Alfred began to reorganize his defenses of Wales. Creating a series of Burgh Defensive Structures – Alfred also created a makeshift Navy to engage future Viking attacks at sea. Developing diplomatic ties with The Kingdom of Mercia, Alfred married off his daughter to The King of Mercia. Alfred was known by now as the only English ruler NOT under Norse Authority. In 886 A.D. Alfred and his Armies advanced on The Danes in London and recaptured the City. In a good spot, Alfred's years of preparation were finally about to be tested.
In 892 A.D., a large Viking Army from Francia landed in England. Alfred and his Army resorted to “Guerilla” warfare to attack and harass the vastly superior Viking Force. Slowing them down so that they could not resupply, Alfred was able to break them up by 896 A.D. Devoutly religious, Alfred felt that The Viking attacks were a “punishment from God” for England's “laxity towards it practice of religion”. Any form of organization or standardization was lacking any direction from The Church.

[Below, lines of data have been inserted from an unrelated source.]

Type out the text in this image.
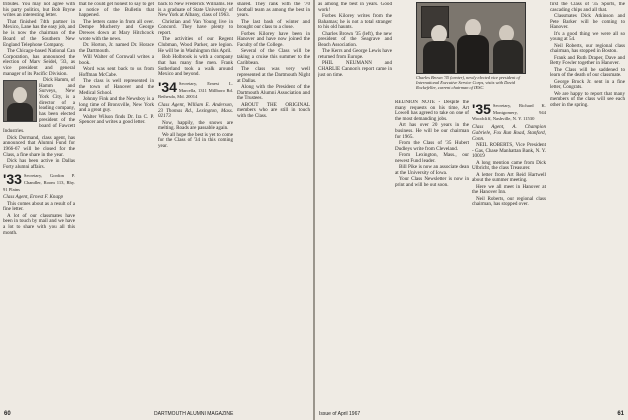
tributes. You may not agree with his party politics, but Bob Bryne writes an interesting letter.

That finished 74th partner in Mexico, Lane has the easy job, and he is now the chairman of the Board of the Southern New England Telephone Company.

The Chicago-based National Can Corporation, has announced the election of Marv Seidel, '33, as vice president and general manager of its Pacific Division.

Dick Hamm, of Hamm and Surveys, New York City, is a director of a leading company, has been elected president of the board of Fawcett Industries.

Dick Dormand, class agent, has announced that Alumni Fund for 1966-67 will be closed for the Class, a fine share in the year.

Dick has been active in Dallas Forty alumni affairs.

'33 Secretary, Gordon P. Chandler, Room 113, Rhy. 91 Plains

Class Agent, Ernest F. Knapp

This comes about as a result of a fine letter.

A lot of our classmates have been in touch by mail and we have a lot to share with you all this month.

that he could get honest to say to get a notice of the Bulletin that happened.

The letters came in from all over. Dempe Mucherry and George Drewes down at Mary Hitchcock wrote with the news.

Dr. Horton, Jr. named Dr. Horace the Dartmouth.

Will Walter of Cornwall writes a book.

Word was sent back to us from Hoffman McCabe.

The class is well represented in the town of Hanover and the Medical School.

Johnny Fink and the Newsboy is a long time of Bronxville, New York and a great guy.

Walter Wilson finds Dr. Ira C. P. Spencer and writes a good letter.

back to New Frederick Williams. He is a graduate of State University of New York at Albany, class of 1963.

Christian and Van Young live in Concord. They have plenty to report.

The activities of our Regent Clubman, Wood Parker, are legion. He will be in Washington this April.

Bob Holbrook is with a company that has many fine men. Frank Sutherland took a walk around Mexico and beyond.

'34 Secretary, Ernest L. Marcella, 1311 Millboro Rd. Bethesda, Md. 20014

Class Agent, William E. Anderson, 23 Thomas Rd., Lexington, Mass. 02173

Now, happily, the snows are melting. Roads are passable again.

We all hope the best is yet to come for the Class of '34 in this coming year.

shared. They rank with the '70 football team as among the best in years.

The last bash of winter and brought our class to a close.

Forbes Kilorey have been in Hanover and have now joined the Faculty of the College.

Several of the Class will be taking a cruise this summer to the Caribbean.

The class was very well represented at the Dartmouth Night at Dallas.

Along with the President of the Dartmouth Alumni Association and the Trustees.

ABOUT THE ORIGINAL members who are still in touch with the Class.

60	DARTMOUTH ALUMNI MAGAZINE

as among the best in years. Good work!

Forbes Kilorey writes from the Bahamas; he is not a total stranger to his old haunts.

Charles Brown '35 (left), the new president of the Seagrave and Beach Association.

The Kerrs and George Lewis have returned from Europe.

PHIL NEUMANN and CHARLIE Cannon's report came in just on time.	Charles Brown '35 (center), newly elected vice president of International Executive Service Corps, visits with David Rockefeller, current chairman of IESC.

REUNION NOTE - Despite the many requests on his time, Art Lowell has agreed to take on one of the most demanding jobs.

Art has over 20 years in the business. He will be our chairman for 1965.

From the Class of '35 Hubert Dudleys write from Cleveland.

From Lexington, Mass., our newest Fund leader.

Bill Pike is now an associate dean at the University of Iowa.

Your Class Newsletter is now in print and will be out soon.

'35 Secretary, Richard K. Montgomery, 944 Woodcliff, Nashville, N. Y. 11530

Class Agent, A. Champion Gabriele, Fox Run Road, Stanford, Conn.

NEIL ROBERTS, Vice President - Gas, Chase Manhattan Bank, N. Y. 10019

A long mention came from Dick Ulbricht, the class Treasurer.

A letter from Art Reid Hartwell about the summer meeting.

Here we all meet in Hanover at the Hanover Inn.

Neil Roberts, our regional class chairman, has stopped over.

first the Class of '35 Sports, the cascading chips and all that.

Classmates Dick Atkinson and Pete Barker will be coming to Hanover.

It's a good thing we were all so young at 54.

Neil Roberts, our regional class chairman, has stopped in Boston.

Frank and Ruth Draper, Dave and Betty Fowler together in Hanover.

The Class will be saddened to learn of the death of our classmate.

George Brock Jr. sent in a fine letter, Congrats.

We are happy to report that many members of the class will see each other in the spring.

Issue of April 1967	61
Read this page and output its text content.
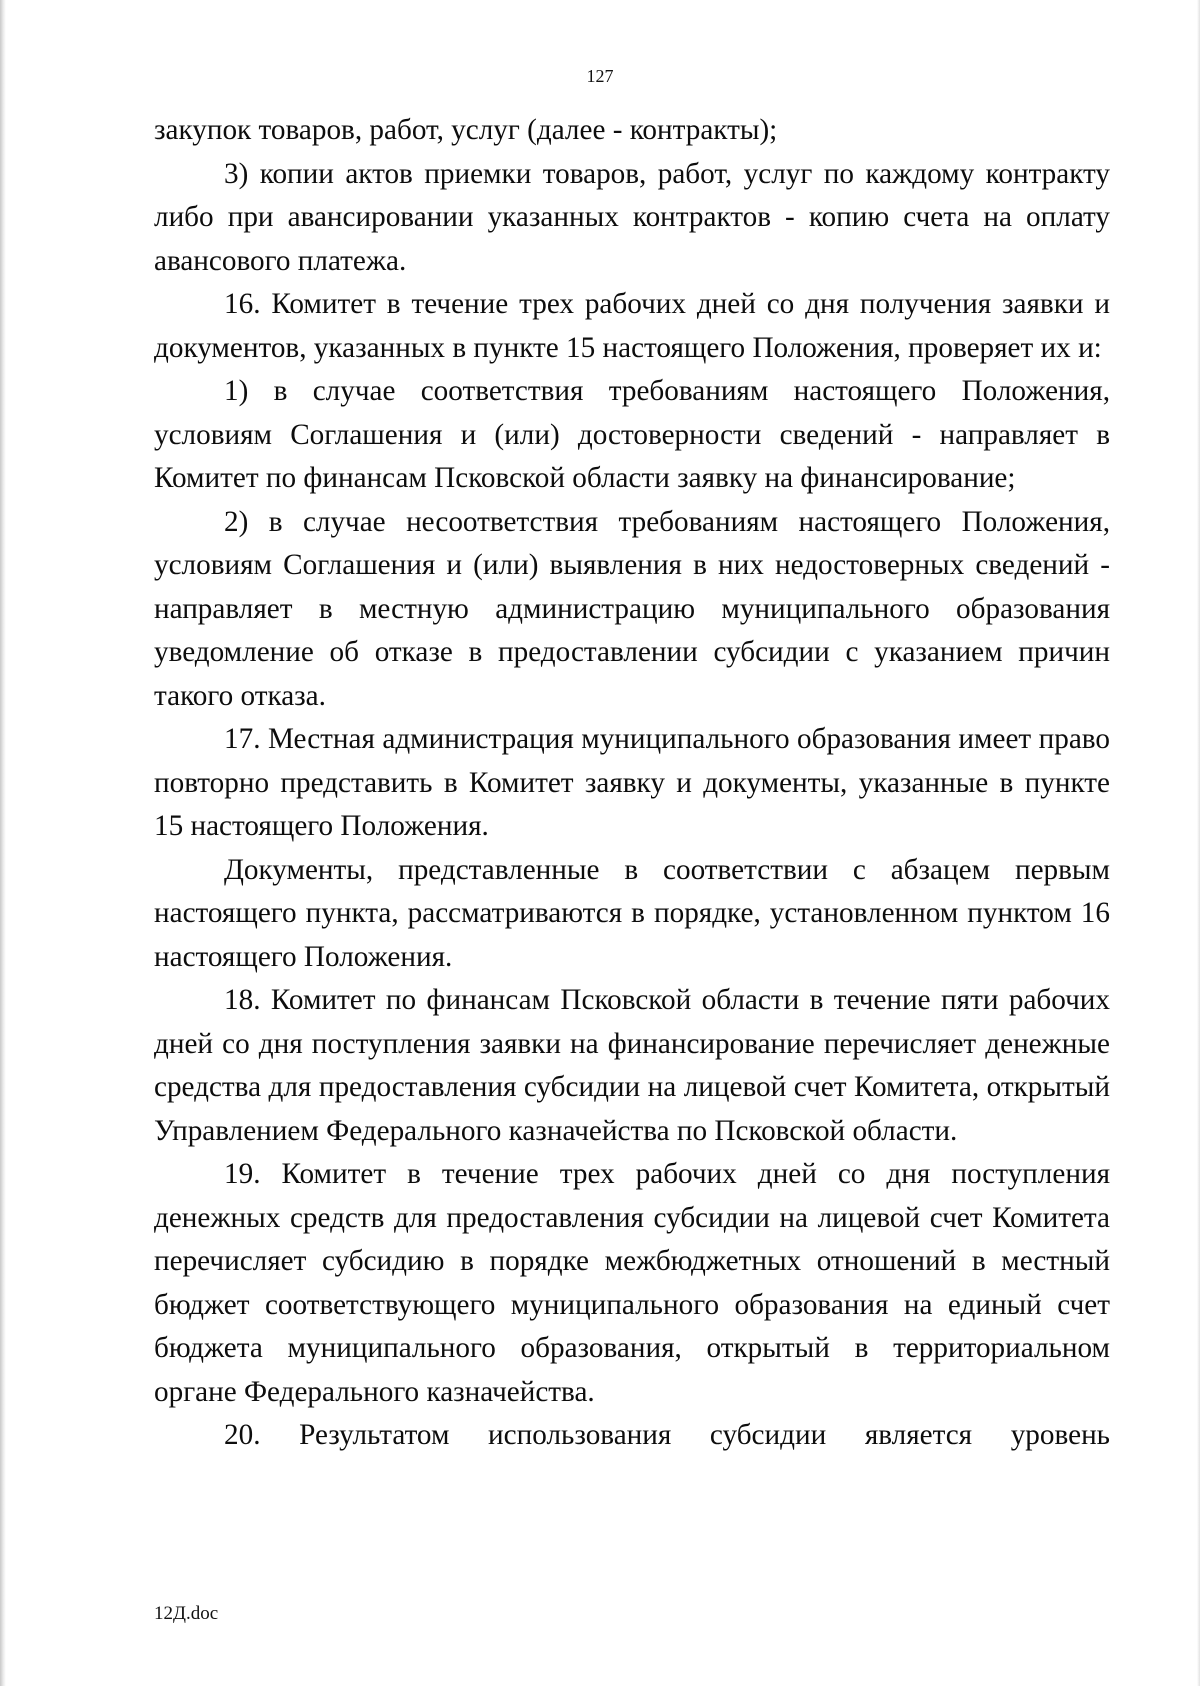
127

закупок товаров, работ, услуг (далее - контракты);

3) копии актов приемки товаров, работ, услуг по каждому контракту либо при авансировании указанных контрактов - копию счета на оплату авансового платежа.

16. Комитет в течение трех рабочих дней со дня получения заявки и документов, указанных в пункте 15 настоящего Положения, проверяет их и:

1) в случае соответствия требованиям настоящего Положения, условиям Соглашения и (или) достоверности сведений - направляет в Комитет по финансам Псковской области заявку на финансирование;

2) в случае несоответствия требованиям настоящего Положения, условиям Соглашения и (или) выявления в них недостоверных сведений - направляет в местную администрацию муниципального образования уведомление об отказе в предоставлении субсидии с указанием причин такого отказа.

17. Местная администрация муниципального образования имеет право повторно представить в Комитет заявку и документы, указанные в пункте 15 настоящего Положения.

Документы, представленные в соответствии с абзацем первым настоящего пункта, рассматриваются в порядке, установленном пунктом 16 настоящего Положения.

18. Комитет по финансам Псковской области в течение пяти рабочих дней со дня поступления заявки на финансирование перечисляет денежные средства для предоставления субсидии на лицевой счет Комитета, открытый Управлением Федерального казначейства по Псковской области.

19. Комитет в течение трех рабочих дней со дня поступления денежных средств для предоставления субсидии на лицевой счет Комитета перечисляет субсидию в порядке межбюджетных отношений в местный бюджет соответствующего муниципального образования на единый счет бюджета муниципального образования, открытый в территориальном органе Федерального казначейства.

20. Результатом использования субсидии является уровень

12Д.doc
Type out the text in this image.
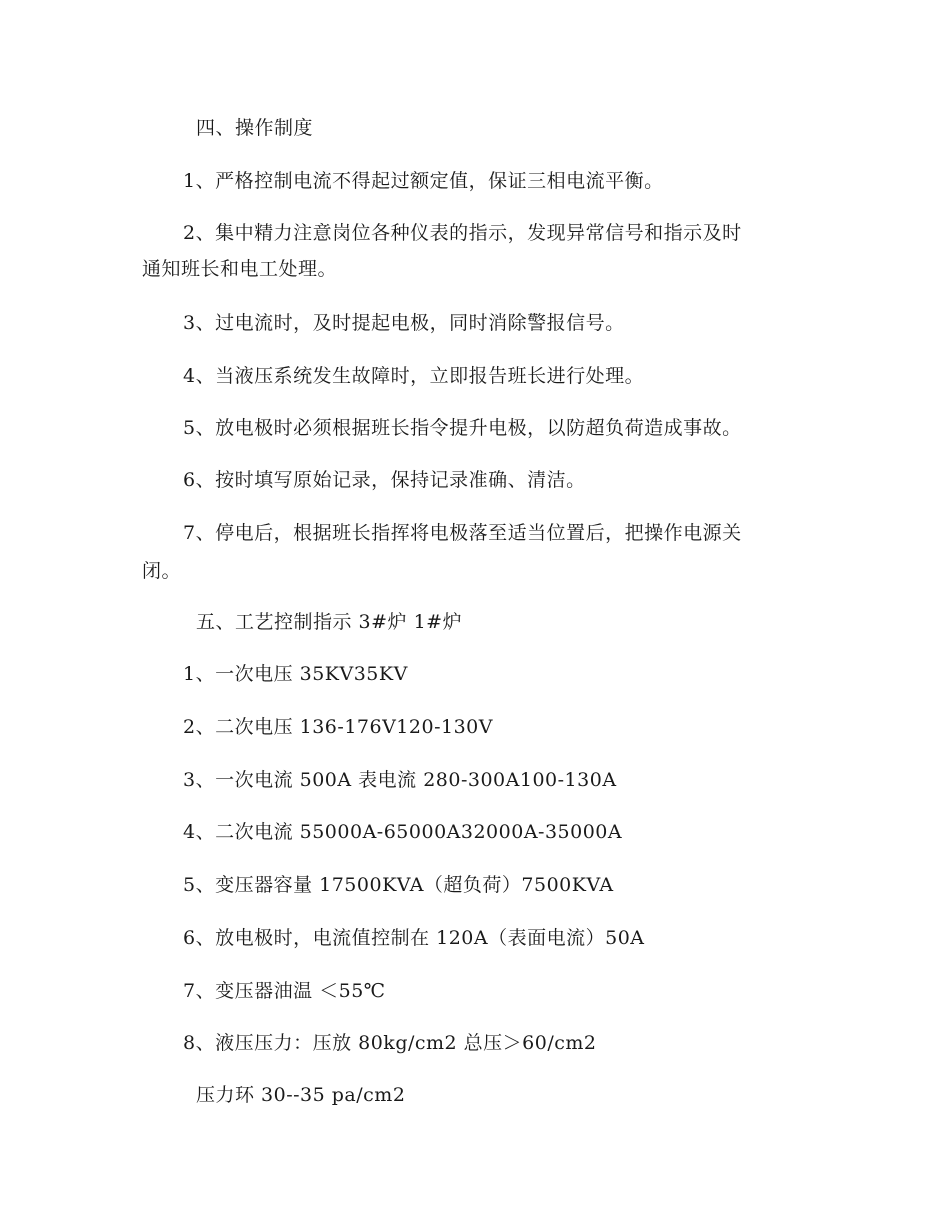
四、操作制度
1、严格控制电流不得起过额定值，保证三相电流平衡。
2、集中精力注意岗位各种仪表的指示，发现异常信号和指示及时
通知班长和电工处理。
3、过电流时，及时提起电极，同时消除警报信号。
4、当液压系统发生故障时，立即报告班长进行处理。
5、放电极时必须根据班长指令提升电极，以防超负荷造成事故。
6、按时填写原始记录，保持记录准确、清洁。
7、停电后，根据班长指挥将电极落至适当位置后，把操作电源关
闭。
五、工艺控制指示 3#炉 1#炉
1、一次电压 35KV35KV
2、二次电压 136-176V120-130V
3、一次电流 500A 表电流 280-300A100-130A
4、二次电流 55000A-65000A32000A-35000A
5、变压器容量 17500KVA（超负荷）7500KVA
6、放电极时，电流值控制在 120A（表面电流）50A
7、变压器油温 ＜55℃
8、液压压力：压放 80kg/cm2 总压＞60/cm2
压力环 30--35 pa/cm2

Alfred began to institute education reforms to make becoming a Clergy more difficult. Alfred also had a keen sense of history and was responsible for “starting” the famed “Anglo-Saxon Chronicles”.
Although many think that his title “The Great” was given to him during his lifetime, it wasn't. The term appears in a general form in a 12th Century biography of Alfred. It's actual use of “The Great” developed in the 16th Century. Alfred is still the only English King to be granted such a title. Alfred died in 899 A.D.